Download Audio [Right click link to download]

See now that I, even I, am he, and there is no god beside me; I kill and I make alive; I wound and I heal; and there is none that can deliver out of my hand. (D’varim/Deuteronomy 32:39)

I struggle sometimes with the concept of God’s sovereignty—if God is in control of life as the Torah teaches, how in control is he? I am not looking for philosophical conclusions as much as biblical ones, since I accept that the Scriptures are God’s accurate revelation of himself and of life. From my study of the Scriptures throughout the years, I have discovered that God reveals his many-faceted truth without necessarily providing how its complexities work together. God is in no way obliged to satisfy our intellects. Rather, through the Scriptures, he has graciously provided us with everything we need in order to live life the way he intended. This includes the command to seek him as to how we are to apply his Word to our lives. This is why we need to work hard at understanding what the Scriptures say and grow in the wisdom of how to live lives firmly based on its teaching.

Therefore, struggling over what the Scriptures teach about God’s sovereignty and what it means for our lives is not a waste of time. Far from it! It is easy to claim to believe the Bible, but if we don’t take the time to grapple with what it is saying, it is doubtful whether we have really allowed its teaching access to our hearts and minds.

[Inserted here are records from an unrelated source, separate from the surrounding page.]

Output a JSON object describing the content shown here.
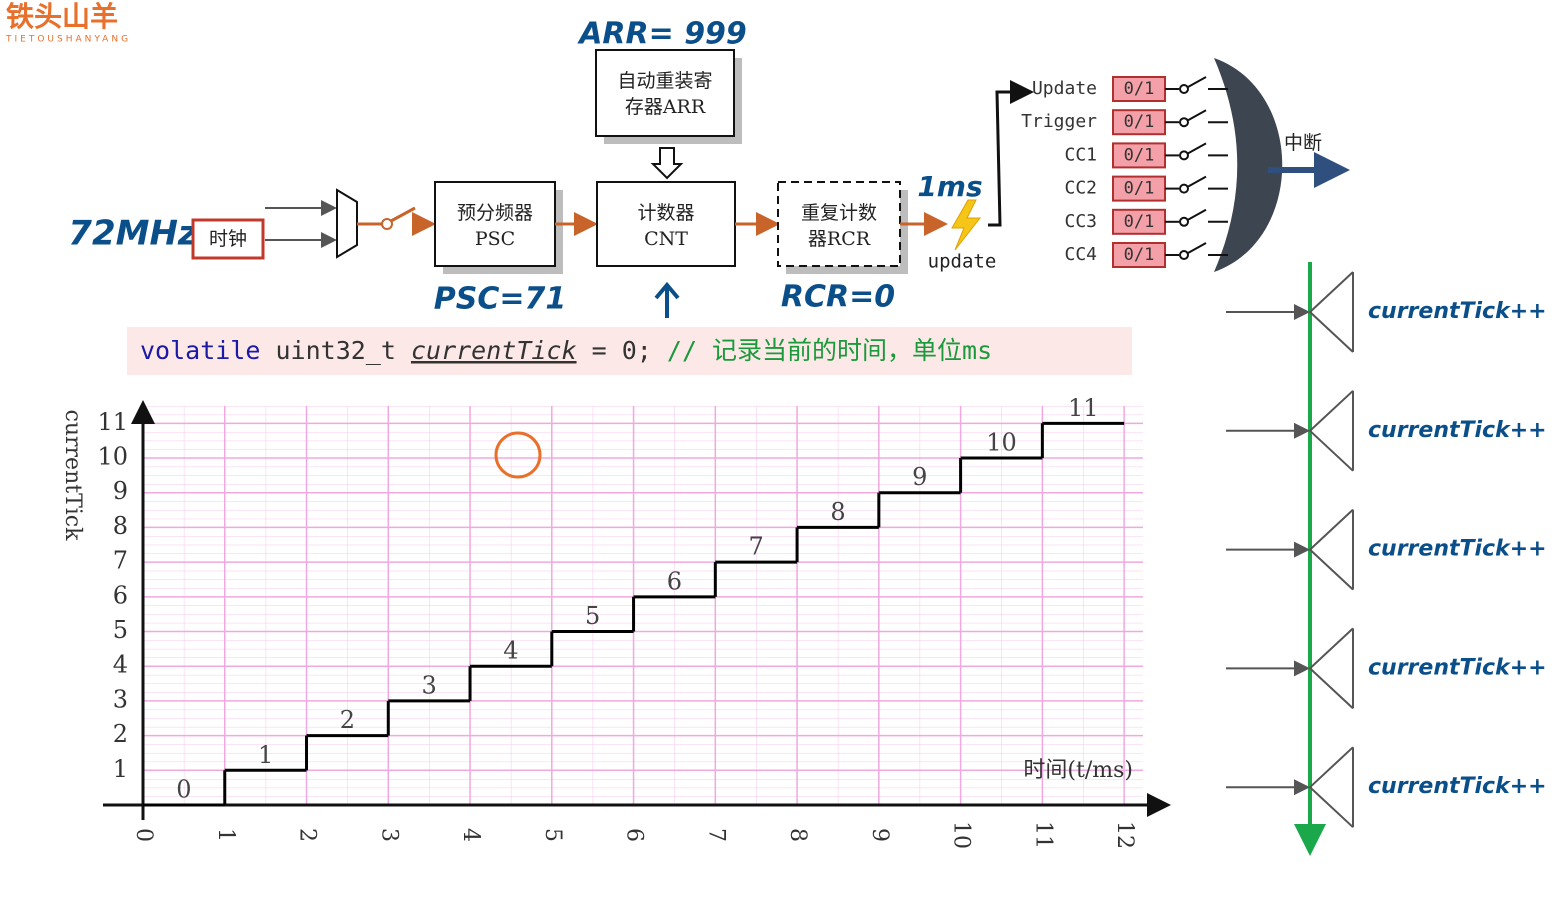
{
  "logo": {
    "name": "铁头山羊",
    "subtitle": "TIETOUSHANYANG"
  },
  "diagram": {
    "arr_value": "ARR= 999",
    "arr_box": [
      "自动重装寄",
      "存器ARR"
    ],
    "freq": "72MHz",
    "clock": "时钟",
    "psc_box": [
      "预分频器",
      "PSC"
    ],
    "psc_value": "PSC=71",
    "cnt_box": [
      "计数器",
      "CNT"
    ],
    "rcr_box": [
      "重复计数",
      "器RCR"
    ],
    "rcr_value": "RCR=0",
    "period": "1ms",
    "update": "update",
    "interrupt": "中断",
    "signals": [
      {
        "name": "Update",
        "flag": "0/1"
      },
      {
        "name": "Trigger",
        "flag": "0/1"
      },
      {
        "name": "CC1",
        "flag": "0/1"
      },
      {
        "name": "CC2",
        "flag": "0/1"
      },
      {
        "name": "CC3",
        "flag": "0/1"
      },
      {
        "name": "CC4",
        "flag": "0/1"
      }
    ]
  },
  "code": {
    "keyword": "volatile",
    "type": "uint32_t",
    "variable": "currentTick",
    "assign": "= 0;",
    "comment": "// 记录当前的时间，单位ms"
  },
  "chart_data": {
    "type": "step",
    "x_label": "时间(t/ms)",
    "y_label": "currentTick",
    "x": [
      0,
      1,
      2,
      3,
      4,
      5,
      6,
      7,
      8,
      9,
      10,
      11
    ],
    "values": [
      0,
      1,
      2,
      3,
      4,
      5,
      6,
      7,
      8,
      9,
      10,
      11
    ],
    "xlim": [
      0,
      12.5
    ],
    "ylim": [
      0,
      11.5
    ],
    "xticks": [
      0,
      1,
      2,
      3,
      4,
      5,
      6,
      7,
      8,
      9,
      10,
      11,
      12
    ],
    "yticks": [
      1,
      2,
      3,
      4,
      5,
      6,
      7,
      8,
      9,
      10,
      11
    ],
    "color": "#000000",
    "grid": true,
    "grid_color": "#f0a8e0"
  },
  "timeline": {
    "events": [
      "currentTick++",
      "currentTick++",
      "currentTick++",
      "currentTick++",
      "currentTick++"
    ]
  }
}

This year, this parsha (weekly Torah reading portion) is read the week of Yom Kippur (the Day of Atonement). This is a time of introspection, of spiritual housecleaning so to speak. From time to time, it’s a good idea to purposely examine ourselves to make sure that we are truly in the faith and that we are right with God and with others. As we do, we then need to make whatever necessary adjustments are appropriate.

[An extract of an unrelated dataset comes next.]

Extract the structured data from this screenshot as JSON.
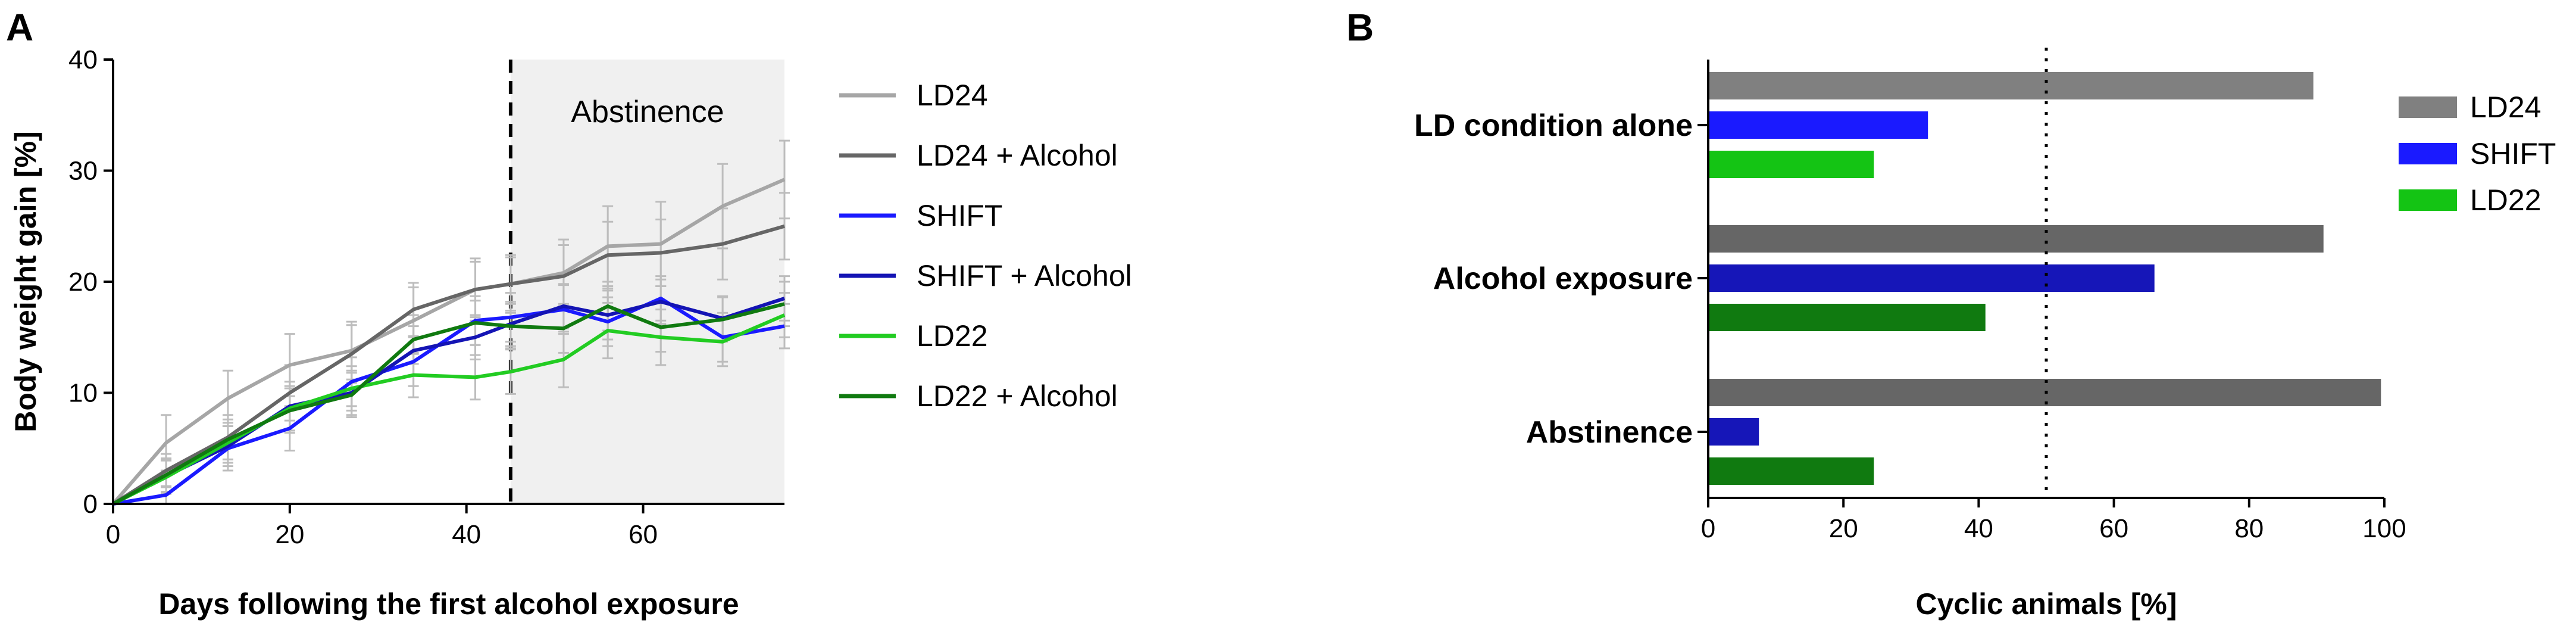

The issue of God’s sovereignty is most relevant to this period of introspection, for it deals with a concept we may call primary cause. If God is truly sovereign, then he is ultimately responsible for everything that happens. Since we don’t normally deal directly with God but rather with others, both animate and inanimate, then if God is sovereign, it is his decisions that are ultimately behind everything that happens through these secondary causes. How God works through secondary causes is not something the Bible clarifies for us. Yet as we read in our verse, even though life doesn’t always seem to be in God’s control, it is. A great many questions arise from this, but whether or not there are answers to those questions, that God is sovereign is clear. To believe anything less is to reject God as he is revealed in the Scriptures. If how you comfort your heart and mind over this subject in any way diminishes this truth, you have diminished God himself. Taking the time to examine ourselves to make sure that we are right with God and others is a useless exercise if we don’t accept God for who he is. If God is not really the Master of the Universe, as is recited in countless traditional Hebrew blessings and prayers, then we will not know what adjustments to make or how to make them. Diminishing God’s rule over the universe to anything less than all-powerful exalts other forces to places of authority that God never assigned to them.

On the other hand, if we could accept God’s own statement as spoken through Moses that life, death, danger, and restoration are exclusively in his control, then our focus can be fixed firmly on God, the primary cause of everything that happens to us. Once we accept that God is ultimately in control of everything, then not only can we learn to relate to him as we ought, but how we relate to others will also begin to fall into place.